The base was evacuated, and the blast doors were closed, leaving the missile alone and the silo filling with the fuel. Greg Devlin and Rex Hukle were ordered to break into the complex and get readings of the leaked fuel. The pair made it as far as the blast doors before they had to return up top for more air, since their air packs only held half an hour’s worth. Teammates Dave Livingston and Jeff Kennedy then went down and managed to open the blast doors. Kennedy went into the room that contained so much vapor from the fuel it was eating at his suit; he confirmed that the detectors had eight red warning lights showing and the readings in the silo were maxed out. Both men fled the silo, returning safely above ground. Soon after, at about 3 am, the missile and silo exploded.
The blast wave hit Devlin and launched him backwards over the road for about 60 meters. He recalls seeing steel and concrete flying past him, and he thought he was going to die. Someone screamed for him to run and he did. A huge chunk of concrete the size of a school bus landed where he had just been lying, and more debris came at him. He was hit by a rod of steel rebar that shattered his ankle. He also had severe burns on his face, neck, and back. Livingston and Kennedy were presumed dead, being so much closer to the blast zone, but they were eventually rescued. Livingston died within 12 hours of the explosion even though he had reached a hospital. He was the only fatality of the explosion.
There are photos which show the “before and after” of the explosion. The before shot shows a rather bland area of flat ground with a white flat lid above where the missile is hidden away. Afterward, the area was completely blown up, the mouth of the silo was gaping wide, and there was detritus thrown far and wide. Windows in nearby areas were blown out, and the warhead had been blown out of the silo, landing in a ditch not more than 50 feet from Devlin.

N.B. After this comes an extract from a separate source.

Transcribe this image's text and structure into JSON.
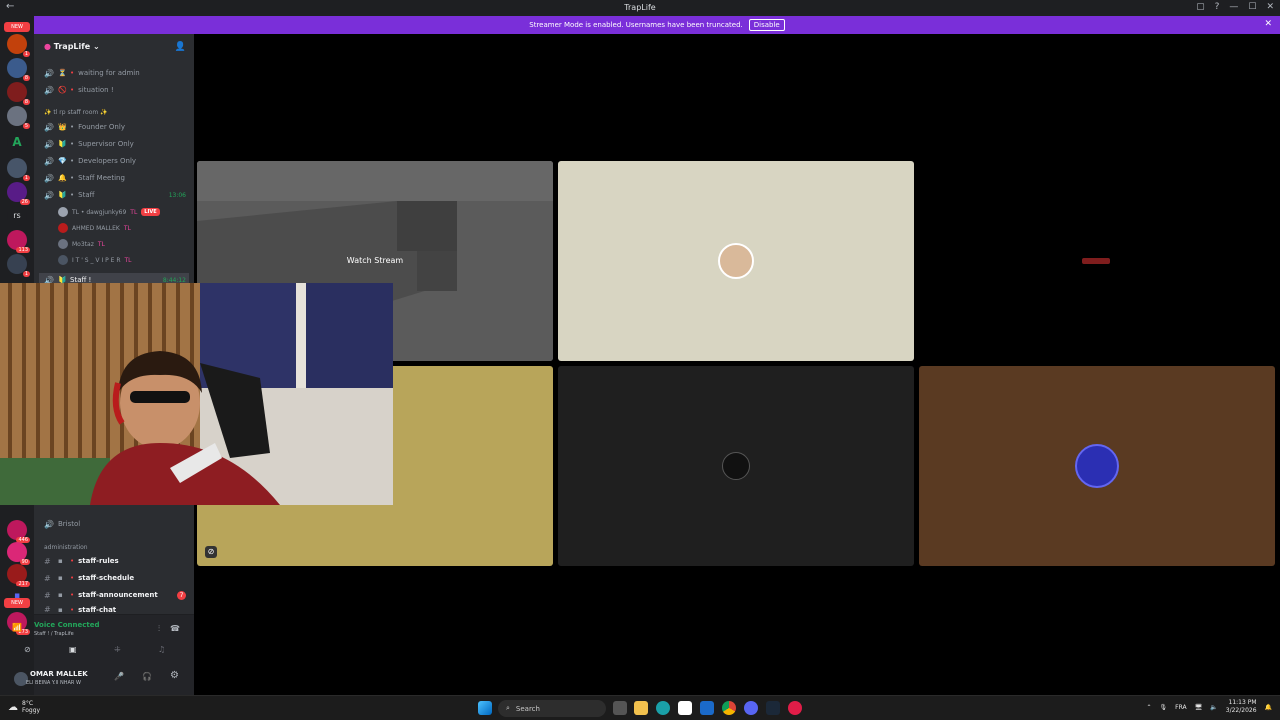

The reason it is making such a huge splash media-wise is that the nonfiction book called Command and Control, written by investigative reporter Eric Schlosser, has been made into a documentary film of the same name. The film was only able to come about through a collaboration between the filmmaker Robert Kenner, the book author, and the US military, which let them have filming access to the last Titan II missile silo. With this access, the documentary was able to recreate events where images had not previously existed. They used actual exterior footage from the night of the accident and matched their film to it. Originally there had been 54 silos, and they were all identical, which is why the filming worked so well. There was a missile in the silo when they filmed, but it did not have a warhead or liquid fuel.
The film took a few years to make, as a large component of it consisted of interviews with the survivors of the explosion. David Powell, the worker who accidently dropped the socket, was very hesitant to talk about the events. As you could imagine, the events have affected Powell every day of his life; until the film was shown, his mother hadn’t even known about his part in the disaster.
Kenner states that this is a story about how humans make mistakes and how we have made this technology that, even though it is immense and advanced, still relies on us. Any human error can have devastating consequences. It is also a story of human bravery and the real heroes of the accident. The movie has been run on American television and is also available for purchase online.